Grilled Chicken with Arugula Salad Recipe
When my husband first found out he had diabetes, I was challenged to start cooking old family favorites in new, healthy ways that he would love just as much. This was the first one that made him say, "I can eat like this all the time!" Shiitake and oyster are some of my favorite mushrooms to use. —Lynne Keast, Monte Sereno, California
- 2/3 cup plus 2 tablespoons olive oil, divided
- 1/4 cup finely chopped shallots
- 1/4 cup champagne vinegar or white wine vinegar
- 1 teaspoon salt, divided
- 1/2 teaspoon pepper, divided
- 1/2 pound sliced baby portobello mushrooms
- 1/2 pound sliced fresh mushrooms
- 4 boneless skinless chicken breast halves (6 ounces each)

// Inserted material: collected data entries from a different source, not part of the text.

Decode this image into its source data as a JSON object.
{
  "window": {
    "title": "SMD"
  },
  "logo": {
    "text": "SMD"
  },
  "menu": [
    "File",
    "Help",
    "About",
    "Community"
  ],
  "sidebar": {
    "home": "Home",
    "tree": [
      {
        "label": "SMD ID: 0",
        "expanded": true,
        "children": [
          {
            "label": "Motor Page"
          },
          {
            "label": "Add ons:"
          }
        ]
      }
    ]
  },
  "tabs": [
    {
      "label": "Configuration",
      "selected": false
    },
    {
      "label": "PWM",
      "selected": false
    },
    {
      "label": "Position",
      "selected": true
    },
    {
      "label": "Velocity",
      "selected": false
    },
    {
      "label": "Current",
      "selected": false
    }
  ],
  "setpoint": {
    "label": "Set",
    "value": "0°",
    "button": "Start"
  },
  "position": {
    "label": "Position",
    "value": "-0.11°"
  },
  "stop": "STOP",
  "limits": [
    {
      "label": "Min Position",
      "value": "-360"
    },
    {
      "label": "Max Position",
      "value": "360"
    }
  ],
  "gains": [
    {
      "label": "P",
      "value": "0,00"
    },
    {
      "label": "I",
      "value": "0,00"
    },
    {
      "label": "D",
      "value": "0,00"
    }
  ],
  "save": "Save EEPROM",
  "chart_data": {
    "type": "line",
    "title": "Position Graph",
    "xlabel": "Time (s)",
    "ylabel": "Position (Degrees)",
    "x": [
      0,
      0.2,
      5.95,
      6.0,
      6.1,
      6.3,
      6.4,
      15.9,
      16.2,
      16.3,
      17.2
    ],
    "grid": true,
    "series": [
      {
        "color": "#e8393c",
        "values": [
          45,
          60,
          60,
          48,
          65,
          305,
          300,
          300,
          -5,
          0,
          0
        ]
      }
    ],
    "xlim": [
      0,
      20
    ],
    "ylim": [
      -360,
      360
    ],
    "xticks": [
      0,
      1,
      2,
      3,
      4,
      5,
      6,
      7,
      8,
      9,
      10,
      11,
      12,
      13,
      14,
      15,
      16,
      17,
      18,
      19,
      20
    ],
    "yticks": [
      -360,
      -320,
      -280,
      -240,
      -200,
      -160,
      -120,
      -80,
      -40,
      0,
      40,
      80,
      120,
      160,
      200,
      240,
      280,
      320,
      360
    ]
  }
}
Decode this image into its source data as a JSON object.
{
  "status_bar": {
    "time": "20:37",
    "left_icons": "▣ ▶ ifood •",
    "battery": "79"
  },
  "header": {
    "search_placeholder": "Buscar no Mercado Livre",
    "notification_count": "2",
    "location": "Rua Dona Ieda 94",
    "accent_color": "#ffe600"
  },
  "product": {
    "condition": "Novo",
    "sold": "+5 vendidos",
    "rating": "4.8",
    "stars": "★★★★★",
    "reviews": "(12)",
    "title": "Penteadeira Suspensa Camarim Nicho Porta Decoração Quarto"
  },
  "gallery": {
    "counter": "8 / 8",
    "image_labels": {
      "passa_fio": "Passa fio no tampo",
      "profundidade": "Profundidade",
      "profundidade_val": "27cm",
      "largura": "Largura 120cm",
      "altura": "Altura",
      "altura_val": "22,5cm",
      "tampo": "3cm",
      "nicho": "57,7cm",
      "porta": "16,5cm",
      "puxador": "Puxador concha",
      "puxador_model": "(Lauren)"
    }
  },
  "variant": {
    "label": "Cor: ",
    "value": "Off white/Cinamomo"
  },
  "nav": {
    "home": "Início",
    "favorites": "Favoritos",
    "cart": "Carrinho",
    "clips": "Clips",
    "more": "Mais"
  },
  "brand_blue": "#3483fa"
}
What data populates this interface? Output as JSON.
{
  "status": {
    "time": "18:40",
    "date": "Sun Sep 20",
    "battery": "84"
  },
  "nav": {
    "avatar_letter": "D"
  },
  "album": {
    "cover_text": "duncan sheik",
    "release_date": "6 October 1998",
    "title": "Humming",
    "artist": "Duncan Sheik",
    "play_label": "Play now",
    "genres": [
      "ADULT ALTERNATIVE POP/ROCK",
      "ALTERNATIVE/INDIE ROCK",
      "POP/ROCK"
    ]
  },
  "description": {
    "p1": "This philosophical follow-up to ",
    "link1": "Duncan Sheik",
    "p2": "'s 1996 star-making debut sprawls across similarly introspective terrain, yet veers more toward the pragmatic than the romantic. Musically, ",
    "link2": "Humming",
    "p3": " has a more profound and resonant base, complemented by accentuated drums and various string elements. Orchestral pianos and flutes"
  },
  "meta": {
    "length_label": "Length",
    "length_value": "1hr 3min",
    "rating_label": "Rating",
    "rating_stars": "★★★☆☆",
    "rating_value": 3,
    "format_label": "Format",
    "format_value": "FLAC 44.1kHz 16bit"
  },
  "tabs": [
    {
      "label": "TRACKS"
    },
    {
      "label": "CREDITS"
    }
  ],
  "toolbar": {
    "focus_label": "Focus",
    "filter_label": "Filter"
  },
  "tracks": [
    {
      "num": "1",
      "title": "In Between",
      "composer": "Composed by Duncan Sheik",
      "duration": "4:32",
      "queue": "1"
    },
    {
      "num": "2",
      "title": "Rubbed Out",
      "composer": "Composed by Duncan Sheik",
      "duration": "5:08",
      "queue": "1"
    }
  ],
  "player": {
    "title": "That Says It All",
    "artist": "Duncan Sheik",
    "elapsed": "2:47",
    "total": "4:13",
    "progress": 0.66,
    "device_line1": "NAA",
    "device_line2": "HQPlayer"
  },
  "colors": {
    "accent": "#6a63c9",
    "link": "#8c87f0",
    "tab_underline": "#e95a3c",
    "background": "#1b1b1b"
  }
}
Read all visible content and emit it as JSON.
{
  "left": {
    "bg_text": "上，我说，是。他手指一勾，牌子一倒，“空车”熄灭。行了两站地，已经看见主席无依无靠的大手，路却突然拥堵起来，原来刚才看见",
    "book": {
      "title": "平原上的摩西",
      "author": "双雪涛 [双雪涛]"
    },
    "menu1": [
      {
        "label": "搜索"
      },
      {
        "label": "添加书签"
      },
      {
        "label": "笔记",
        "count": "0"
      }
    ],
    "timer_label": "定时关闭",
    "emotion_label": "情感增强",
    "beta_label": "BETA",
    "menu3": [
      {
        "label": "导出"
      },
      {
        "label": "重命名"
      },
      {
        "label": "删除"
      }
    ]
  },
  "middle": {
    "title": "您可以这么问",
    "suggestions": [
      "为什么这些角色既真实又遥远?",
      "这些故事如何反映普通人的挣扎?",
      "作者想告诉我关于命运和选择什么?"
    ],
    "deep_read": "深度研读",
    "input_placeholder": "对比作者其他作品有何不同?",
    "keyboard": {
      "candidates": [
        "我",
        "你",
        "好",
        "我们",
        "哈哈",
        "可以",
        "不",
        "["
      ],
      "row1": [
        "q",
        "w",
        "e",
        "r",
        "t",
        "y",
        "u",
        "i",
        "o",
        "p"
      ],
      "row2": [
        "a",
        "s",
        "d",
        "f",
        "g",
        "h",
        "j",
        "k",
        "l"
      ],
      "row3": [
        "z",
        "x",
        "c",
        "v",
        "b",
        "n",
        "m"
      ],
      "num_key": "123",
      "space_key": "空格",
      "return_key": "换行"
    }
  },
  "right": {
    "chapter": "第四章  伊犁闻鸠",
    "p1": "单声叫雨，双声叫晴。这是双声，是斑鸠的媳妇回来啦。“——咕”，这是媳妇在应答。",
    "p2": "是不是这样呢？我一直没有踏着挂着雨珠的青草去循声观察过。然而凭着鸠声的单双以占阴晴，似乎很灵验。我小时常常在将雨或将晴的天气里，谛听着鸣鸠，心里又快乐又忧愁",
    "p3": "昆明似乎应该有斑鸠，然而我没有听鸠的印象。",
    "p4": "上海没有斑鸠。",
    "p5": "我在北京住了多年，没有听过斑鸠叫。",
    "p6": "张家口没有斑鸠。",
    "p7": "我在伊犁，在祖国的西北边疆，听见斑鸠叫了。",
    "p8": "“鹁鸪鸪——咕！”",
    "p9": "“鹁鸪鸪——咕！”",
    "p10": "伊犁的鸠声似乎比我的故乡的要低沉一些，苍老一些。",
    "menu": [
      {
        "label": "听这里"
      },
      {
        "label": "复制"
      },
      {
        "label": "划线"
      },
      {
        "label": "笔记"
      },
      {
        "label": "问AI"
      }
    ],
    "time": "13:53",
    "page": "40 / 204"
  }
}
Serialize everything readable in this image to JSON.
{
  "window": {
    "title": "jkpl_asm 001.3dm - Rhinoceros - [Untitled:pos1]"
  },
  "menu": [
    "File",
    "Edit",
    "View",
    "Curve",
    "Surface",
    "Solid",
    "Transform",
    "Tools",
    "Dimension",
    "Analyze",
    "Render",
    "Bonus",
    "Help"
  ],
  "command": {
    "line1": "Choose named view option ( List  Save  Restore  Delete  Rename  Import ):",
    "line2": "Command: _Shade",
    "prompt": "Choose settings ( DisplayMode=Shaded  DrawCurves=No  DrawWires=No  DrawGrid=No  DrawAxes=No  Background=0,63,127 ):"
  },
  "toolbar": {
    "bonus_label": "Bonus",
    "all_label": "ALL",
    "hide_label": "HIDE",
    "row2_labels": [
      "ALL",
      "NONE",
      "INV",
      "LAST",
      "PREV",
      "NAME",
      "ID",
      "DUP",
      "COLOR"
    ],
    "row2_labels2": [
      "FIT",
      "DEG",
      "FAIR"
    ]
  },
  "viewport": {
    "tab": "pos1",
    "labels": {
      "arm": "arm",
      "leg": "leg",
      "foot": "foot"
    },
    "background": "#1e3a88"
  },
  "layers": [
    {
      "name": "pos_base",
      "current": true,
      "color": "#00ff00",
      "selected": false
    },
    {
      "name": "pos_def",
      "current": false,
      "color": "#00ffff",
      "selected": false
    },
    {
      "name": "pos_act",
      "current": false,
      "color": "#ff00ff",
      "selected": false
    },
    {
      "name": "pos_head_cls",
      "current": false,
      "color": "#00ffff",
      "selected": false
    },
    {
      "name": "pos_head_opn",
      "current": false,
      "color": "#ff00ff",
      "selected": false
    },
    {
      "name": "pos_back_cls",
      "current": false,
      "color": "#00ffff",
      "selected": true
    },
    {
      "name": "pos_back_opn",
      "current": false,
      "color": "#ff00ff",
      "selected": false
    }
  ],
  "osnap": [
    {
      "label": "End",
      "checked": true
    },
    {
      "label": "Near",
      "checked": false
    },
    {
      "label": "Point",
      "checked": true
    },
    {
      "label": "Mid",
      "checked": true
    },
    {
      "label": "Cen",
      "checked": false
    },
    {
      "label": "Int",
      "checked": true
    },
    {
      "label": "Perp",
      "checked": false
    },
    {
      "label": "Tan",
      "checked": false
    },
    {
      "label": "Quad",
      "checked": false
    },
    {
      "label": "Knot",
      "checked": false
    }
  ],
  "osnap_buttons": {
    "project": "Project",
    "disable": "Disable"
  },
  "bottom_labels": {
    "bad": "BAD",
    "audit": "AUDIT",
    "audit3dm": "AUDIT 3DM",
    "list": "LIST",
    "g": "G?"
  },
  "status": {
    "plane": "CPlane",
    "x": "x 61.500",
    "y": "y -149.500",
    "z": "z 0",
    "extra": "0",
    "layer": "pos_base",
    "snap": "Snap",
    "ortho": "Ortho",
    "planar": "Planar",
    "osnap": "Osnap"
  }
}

- 6 cups fresh baby arugula or baby spinach
- 1/2 cup shredded Parmesan cheese
- 1. In a small bowl, whisk 2/3 cup oil, shallots, vinegar, 1/2 teaspoon salt and 1/4 teaspoon pepper until blended. Reserve 3 tablespoons for dressing. Pour remaining vinaigrette into a large bowl; add mushrooms and toss to coat. Let stand 5 minutes.
- 2. Using a slotted spoon, remove mushrooms from vinaigrette. Transfer to a grill wok or basket; place on grill rack. Grill, covered, over medium heat 8-10 minutes or until tender, stirring occasionally.
- 3. Brush chicken with remaining oil; sprinkle with remaining salt and pepper. Grill, covered, over medium heat 6-8 minutes on each side or until a thermometer reads 165°.
- 4. Place arugula, grilled mushrooms and cheese in a large bowl. Add reserved vinaigrette; toss to coat. Serve with chicken. Yield: 4 servings.
Editor's Note: If you do not have a grill wok or basket, use a disposable foil pan. Poke holes in the bottom of the pan with a meat fork to allow liquid to drain.